Different software and coding is required to run each separate site
makes sense that the user setup that is built into each site’s coding would require a new name
Basically there are three different sites;
Core77 design Blog
Coroflot portfolio Archive/Gallery/etc
all are way different to create
just think about how different they visually appear, are set up, how you interact with them, their purpose, user interaction versus non user interaction, gallery versus non gallery
same “owners” for all three sites if I’m correct
its the difference from an image file, video file, and a zip file.
if you go out there and buy a domain… eg; DesignDesign.com
you can turn it into a blog, forum, storefront, etc, etc, or a combination of all of the above. each different section of your domain, your blog section, or your storefront section, requires different coding, all readily available online
Core77 and Coroflot (and Designdirectory) are all a part of the Core77 Design Network, which means they are run by some of the same people. I’m the editorial director at Coroflot, for example, but also write occasional content for the Core77 blog; much of the coding and design of the three sites is done by the same team as well.
A lot of Core77 readers are also Coroflot members, and vice versa, but a lot aren’t, and in fact I regularly run into people who’ve had portfolios up on Coroflot for years but haven’t even heard of Core77. So yes, the user databases are completely separate, and don’t link to each other, though a lot of registered members on the Core discussion boards include links to their Coroflot portfolios in their member files, which strikes us as a really good idea, but certainly isn’t required.
The history goes like this:
Core77 started out 14 years ago (!) as an online magazine and resource for designers. (If you haven’t read it yet, there’s a great interview on Designglut with Allan Chochinov, who explains a little bit of the backstory, and how the community has grown since then.
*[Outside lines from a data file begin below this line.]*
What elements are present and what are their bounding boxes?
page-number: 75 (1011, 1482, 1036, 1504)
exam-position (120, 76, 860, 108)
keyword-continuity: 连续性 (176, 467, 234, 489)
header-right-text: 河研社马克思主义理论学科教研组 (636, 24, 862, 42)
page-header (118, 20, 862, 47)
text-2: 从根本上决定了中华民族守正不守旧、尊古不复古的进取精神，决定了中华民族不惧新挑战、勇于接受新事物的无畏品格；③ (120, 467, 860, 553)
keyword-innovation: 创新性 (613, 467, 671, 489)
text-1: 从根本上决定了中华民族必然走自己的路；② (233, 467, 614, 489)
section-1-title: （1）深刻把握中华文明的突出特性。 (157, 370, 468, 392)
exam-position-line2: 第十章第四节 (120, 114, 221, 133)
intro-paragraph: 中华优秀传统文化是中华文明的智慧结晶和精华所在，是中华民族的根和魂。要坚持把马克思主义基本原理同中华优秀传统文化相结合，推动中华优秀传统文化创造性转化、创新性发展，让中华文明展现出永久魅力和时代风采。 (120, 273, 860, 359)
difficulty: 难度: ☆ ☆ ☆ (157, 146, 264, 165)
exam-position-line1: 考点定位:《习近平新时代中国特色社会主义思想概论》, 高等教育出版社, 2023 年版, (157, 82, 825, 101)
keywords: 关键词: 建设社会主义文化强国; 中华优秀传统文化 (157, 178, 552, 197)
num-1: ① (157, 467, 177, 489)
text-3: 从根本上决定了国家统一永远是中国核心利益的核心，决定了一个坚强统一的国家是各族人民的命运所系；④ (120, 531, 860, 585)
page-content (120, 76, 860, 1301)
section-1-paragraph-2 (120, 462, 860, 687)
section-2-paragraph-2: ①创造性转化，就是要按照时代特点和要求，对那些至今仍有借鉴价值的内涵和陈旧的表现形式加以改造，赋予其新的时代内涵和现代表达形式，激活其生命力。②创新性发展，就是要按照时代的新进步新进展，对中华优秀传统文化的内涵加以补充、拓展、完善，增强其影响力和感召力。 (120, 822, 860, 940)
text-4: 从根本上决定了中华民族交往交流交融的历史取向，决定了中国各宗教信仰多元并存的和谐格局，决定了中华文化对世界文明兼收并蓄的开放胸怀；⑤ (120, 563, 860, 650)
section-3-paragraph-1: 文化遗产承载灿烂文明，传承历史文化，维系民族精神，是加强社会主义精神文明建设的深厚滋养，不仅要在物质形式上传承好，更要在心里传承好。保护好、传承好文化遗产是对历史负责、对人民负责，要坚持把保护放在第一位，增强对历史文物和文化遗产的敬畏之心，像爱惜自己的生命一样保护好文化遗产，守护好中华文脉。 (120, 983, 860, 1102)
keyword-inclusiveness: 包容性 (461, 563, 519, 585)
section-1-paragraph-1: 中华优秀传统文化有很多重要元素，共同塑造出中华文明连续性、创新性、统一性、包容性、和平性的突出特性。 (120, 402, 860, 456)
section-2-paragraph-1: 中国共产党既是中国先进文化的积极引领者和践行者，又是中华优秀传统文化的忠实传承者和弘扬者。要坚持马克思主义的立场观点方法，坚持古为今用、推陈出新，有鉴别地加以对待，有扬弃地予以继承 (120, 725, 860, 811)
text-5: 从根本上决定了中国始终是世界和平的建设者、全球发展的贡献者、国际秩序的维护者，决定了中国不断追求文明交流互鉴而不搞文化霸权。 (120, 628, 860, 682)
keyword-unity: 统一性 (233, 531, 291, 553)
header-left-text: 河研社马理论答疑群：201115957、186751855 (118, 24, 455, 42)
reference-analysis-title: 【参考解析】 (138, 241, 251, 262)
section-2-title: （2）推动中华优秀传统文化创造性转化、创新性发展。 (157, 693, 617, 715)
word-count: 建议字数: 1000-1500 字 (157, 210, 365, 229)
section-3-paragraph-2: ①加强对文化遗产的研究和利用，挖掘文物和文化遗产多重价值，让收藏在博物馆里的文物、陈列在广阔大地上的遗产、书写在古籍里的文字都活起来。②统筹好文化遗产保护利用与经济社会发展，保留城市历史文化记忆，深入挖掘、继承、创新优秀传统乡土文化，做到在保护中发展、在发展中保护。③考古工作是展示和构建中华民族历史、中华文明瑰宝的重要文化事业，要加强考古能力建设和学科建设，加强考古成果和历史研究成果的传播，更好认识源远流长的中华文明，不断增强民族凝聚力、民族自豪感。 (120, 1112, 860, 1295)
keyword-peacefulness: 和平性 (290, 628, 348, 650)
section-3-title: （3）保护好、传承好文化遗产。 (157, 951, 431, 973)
It’s a fascinating read).
The job board, which was part of Core77, came shortly thereafter, and became large enough and successful enough to split off and become Coroflot, adding portfolio-hosting in the process – that was about 10 years ago, making it the longest-running portfolio site in the world by far.
Meanwhile, back on Core, discussion boards were added, flame wars erupted, and ufo and Deez generated pithy rants that shook the community to its very foundations. It’s actually kind of fun to go back through the Memberlist and see who’s still around from the establishment of most recent version of the discussion board in 2004 – some of the most prolific posters are right there at the beginning, and still going strong (yo, for instance, who’s up to 6000+ posts at this point).
The latest twist in all this is that Coroflot is now building its own discussion-based community, via the member updates and image Comments. It’s different from what happens here on the boards, but the Comments in particular are lately starting to yield some interesting back-and-forth.
If you haven’t checked these out, you can go to the Member Gallery section and click “Most Commented,” then take a look at the images with the most activity. So far it’s largely members saying how much they like a particular image, but every now and then it’ll erupt into a discussion of techniques, suggestions for alternate versions, etc, akin to what you’ll see over on Flickr amongst the serious photographers. A little unexpected, but very welcome – this is exactly the sort of thing that’s made Core77 such a strong community, and we’re eager to encourage it.
Hope that answers your questions, and if you’ve got any suggestions or want to know more, let me know.